La créature s'avachit contre terre. Je m'attaque alors à la suivante. Je tourne, taille, tranche, plante, tombe, pare, évite, lacère. Je me sens dans mon élément. Tous mes nerfs vibrent à l'unisson lorsque ma lame se plante dans de la chair. Je me plais à imaginer l'Aîné à la place de cette créature qui souhaite me mort. Une rage intense brûle dans ses yeux injectés et pourpres. Mon bras se déplie brusquement et j'entends sa tête tomber au sol. Heureusement que je ne la vois pas rouler, cela me soulèverait le cœur.

La pointe de mes armes décrit des arabesques dans la nuit.

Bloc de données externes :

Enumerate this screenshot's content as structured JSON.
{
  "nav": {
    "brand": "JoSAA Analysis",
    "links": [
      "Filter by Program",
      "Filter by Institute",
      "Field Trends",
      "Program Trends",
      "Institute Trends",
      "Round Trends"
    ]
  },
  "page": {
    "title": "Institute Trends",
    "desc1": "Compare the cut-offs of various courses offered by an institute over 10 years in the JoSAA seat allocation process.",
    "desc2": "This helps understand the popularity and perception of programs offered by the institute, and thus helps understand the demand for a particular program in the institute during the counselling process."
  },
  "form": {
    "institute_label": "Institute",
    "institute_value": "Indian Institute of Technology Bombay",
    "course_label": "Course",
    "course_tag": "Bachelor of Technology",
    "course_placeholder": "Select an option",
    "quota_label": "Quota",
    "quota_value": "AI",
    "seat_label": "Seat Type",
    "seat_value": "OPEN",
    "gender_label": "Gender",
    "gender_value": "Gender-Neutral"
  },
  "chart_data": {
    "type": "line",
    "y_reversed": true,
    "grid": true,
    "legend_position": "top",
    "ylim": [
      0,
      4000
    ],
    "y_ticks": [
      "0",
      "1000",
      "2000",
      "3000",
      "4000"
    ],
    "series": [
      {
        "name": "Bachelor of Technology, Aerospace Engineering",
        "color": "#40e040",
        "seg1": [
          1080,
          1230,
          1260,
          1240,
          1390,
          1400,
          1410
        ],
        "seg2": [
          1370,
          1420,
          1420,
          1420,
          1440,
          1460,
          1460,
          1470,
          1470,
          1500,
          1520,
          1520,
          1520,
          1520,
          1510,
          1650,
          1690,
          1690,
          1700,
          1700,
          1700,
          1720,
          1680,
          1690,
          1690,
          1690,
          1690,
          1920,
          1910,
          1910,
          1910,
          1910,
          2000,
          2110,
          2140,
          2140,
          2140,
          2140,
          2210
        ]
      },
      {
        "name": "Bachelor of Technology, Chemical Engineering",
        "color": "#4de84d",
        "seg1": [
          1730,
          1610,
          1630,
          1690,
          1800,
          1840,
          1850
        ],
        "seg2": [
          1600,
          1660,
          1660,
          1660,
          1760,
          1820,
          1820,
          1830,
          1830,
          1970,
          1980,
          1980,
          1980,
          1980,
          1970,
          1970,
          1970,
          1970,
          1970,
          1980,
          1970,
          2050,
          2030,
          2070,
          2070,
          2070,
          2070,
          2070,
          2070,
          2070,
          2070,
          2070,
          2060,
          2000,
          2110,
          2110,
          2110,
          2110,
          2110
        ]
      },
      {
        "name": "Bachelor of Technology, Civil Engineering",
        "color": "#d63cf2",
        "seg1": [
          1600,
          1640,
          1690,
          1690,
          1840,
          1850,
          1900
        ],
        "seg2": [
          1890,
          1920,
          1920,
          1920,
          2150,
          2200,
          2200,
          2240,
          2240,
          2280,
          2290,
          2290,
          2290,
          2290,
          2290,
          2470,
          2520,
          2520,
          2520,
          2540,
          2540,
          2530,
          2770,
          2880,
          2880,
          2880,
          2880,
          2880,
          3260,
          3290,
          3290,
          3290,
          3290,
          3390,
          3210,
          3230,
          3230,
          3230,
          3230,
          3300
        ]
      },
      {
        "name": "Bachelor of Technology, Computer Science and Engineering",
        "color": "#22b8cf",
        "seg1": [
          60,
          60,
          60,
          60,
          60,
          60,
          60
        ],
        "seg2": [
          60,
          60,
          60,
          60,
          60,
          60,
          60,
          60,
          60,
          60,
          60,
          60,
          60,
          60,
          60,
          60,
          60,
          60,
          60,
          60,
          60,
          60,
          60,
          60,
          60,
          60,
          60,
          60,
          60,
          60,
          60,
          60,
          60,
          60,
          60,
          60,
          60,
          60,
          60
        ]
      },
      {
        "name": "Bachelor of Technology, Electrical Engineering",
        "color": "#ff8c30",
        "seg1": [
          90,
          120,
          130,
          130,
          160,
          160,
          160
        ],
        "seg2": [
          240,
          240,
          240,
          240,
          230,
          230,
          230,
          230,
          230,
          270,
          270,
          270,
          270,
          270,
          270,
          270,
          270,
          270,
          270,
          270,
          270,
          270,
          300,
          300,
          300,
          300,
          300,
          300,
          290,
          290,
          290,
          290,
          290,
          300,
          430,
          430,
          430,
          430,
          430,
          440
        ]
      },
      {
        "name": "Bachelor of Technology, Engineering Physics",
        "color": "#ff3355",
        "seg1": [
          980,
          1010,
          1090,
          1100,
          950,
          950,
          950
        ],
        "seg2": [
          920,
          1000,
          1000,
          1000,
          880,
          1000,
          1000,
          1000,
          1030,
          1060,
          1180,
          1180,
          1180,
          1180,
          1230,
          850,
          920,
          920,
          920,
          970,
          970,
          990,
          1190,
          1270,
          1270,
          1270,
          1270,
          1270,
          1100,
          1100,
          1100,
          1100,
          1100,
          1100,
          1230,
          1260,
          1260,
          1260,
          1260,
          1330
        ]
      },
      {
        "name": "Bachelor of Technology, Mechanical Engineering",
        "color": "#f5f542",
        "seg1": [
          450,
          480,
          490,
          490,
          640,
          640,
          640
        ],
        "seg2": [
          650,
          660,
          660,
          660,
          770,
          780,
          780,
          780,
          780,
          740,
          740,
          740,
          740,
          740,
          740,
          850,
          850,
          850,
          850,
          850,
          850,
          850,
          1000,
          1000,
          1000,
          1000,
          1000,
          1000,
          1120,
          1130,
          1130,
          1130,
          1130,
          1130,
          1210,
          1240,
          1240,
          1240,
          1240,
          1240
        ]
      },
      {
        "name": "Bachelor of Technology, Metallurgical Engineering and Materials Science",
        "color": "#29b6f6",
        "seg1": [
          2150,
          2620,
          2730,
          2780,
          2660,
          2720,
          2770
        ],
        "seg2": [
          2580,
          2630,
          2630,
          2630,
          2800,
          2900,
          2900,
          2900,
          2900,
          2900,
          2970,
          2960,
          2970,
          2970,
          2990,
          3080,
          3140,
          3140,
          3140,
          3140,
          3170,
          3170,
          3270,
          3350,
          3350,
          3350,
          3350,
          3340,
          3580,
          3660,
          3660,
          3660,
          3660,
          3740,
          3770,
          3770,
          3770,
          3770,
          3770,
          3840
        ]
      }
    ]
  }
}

Une danse mortuaire les anime. Par moment mes cheveux fouettent mon épaule. Mais bientôt, plus rien ne s'en prend à moi. Je tourne encore sur moi-même attendant la prochaine attaque. Mais celle-ci ne vient pas. Ma poitrine se soulève rapidement au rythme de ma respiration. Un silence de mort nous entoure. Je cherche du regard mes camarades. J'avance en me dirigeant au bruit de leurs pas en prenant garde de ne pas trébucher. Je lève mes pieds à chaque pas. Le sol est couvert de corps. Cette pensée me donne des haut-le-cœur. Je secoue la tête et écoute les respirations et petits bruits. Il semblerait que tout le monde soit là.

Quoique... Je n'entends pas cinq personnes mais six. Mon cœur fait un bon. Une main vient se plaquer contre ma bouche et une autre me tient par les cheveux. On me tire en arrière. Ces mains sont caleuses et d'une grosseur masculine. Une voix cassée me susurre un chut à l'oreille. Mes yeux ne cessent de s'écarquiller. Malgré mes tentatives, je n'arrive pas à l'atteindre. Son bras coince les miens. Mes pieds s'emmêlent avec les cadavres.

- Tiens-toi tranquille veux-tu.

Il me glisse un mouchoir dans ma bouche, si profond que je manque de m'étouffer. Il faut tomber mes armes par terre. C'est un guerrier. Il m'amène au général. Un sentiment de peur et de joie se mêle à l'idée de le voir en face une autre fois. Puis je me reprends, il n'est pas question que l'on m'amène jusqu'à lui, j'ai une mission à mener à bout.

- Grâce à toi, j'aurai la grosse récompense. Vois comme tu es mignonne Theresy.

A ces mots, il enlève sa main droite de ma bouche et me frappe la joue, puis la serre entre des doigts ensanglantés. Je ne peux pas cracher son mouchoir, il l'a attaché je ne sais comment autour de ma tête.

- On sera tous contents de voir une jolie poupée comme toi, après ces longues semaines passées tout seuls.

Son insinuation me met hors de moi et je me force à me contenir. Il m'emmène. Il prend naturellement moins de précaution puisque je ne suis pas un guerrier. Je joue alors sur quelques mètres la femme sage, faible et résignée. Il semble d'ailleurs très heureux de cela. L'homme me tire par les cheveux, tout en me serrant la taille. Ses mains en contact avec ma peau me dégouttent. Je fais exprès de me cocher contre une racine et tombe au sol. Mes hanches échappent alors à sa poigne. Il ne reste que ses doigts solidement agrippés à mes cheveux. Avant qu'il ne me redresse. Je sors ma dague, m'attendant sagement dans mon holster. Je lance un coup vers lui, mais ne l'atteints pas. Je retente mais toujours rien, il est trop loin. Un grognement de rage se glisse entre mes dents. Je n'aperçois pas son visage, mais je l'entends dégainer. Mon sang ne fait qu'un tour. Il me traîne sur les fesses par mes cheveux. Une douleur s'élance dans mon crâne. Il ne lâchera pas. Alors d'un mouvement de main, je tranche mes cheveux. Je profite du fait qu'il perd quelques secondes l'équilibre pour me relever, tourner et planter ma dague dans son cou. Dans ses yeux se mêle étonnement et haine. La haine des femmes. Je tourne ma lame dans un geste sadique et la retire. Je le laisse s'étrangler dans son propre sang et rebrousse chemin sans une larme, sans un remord, avec la rage au cœur.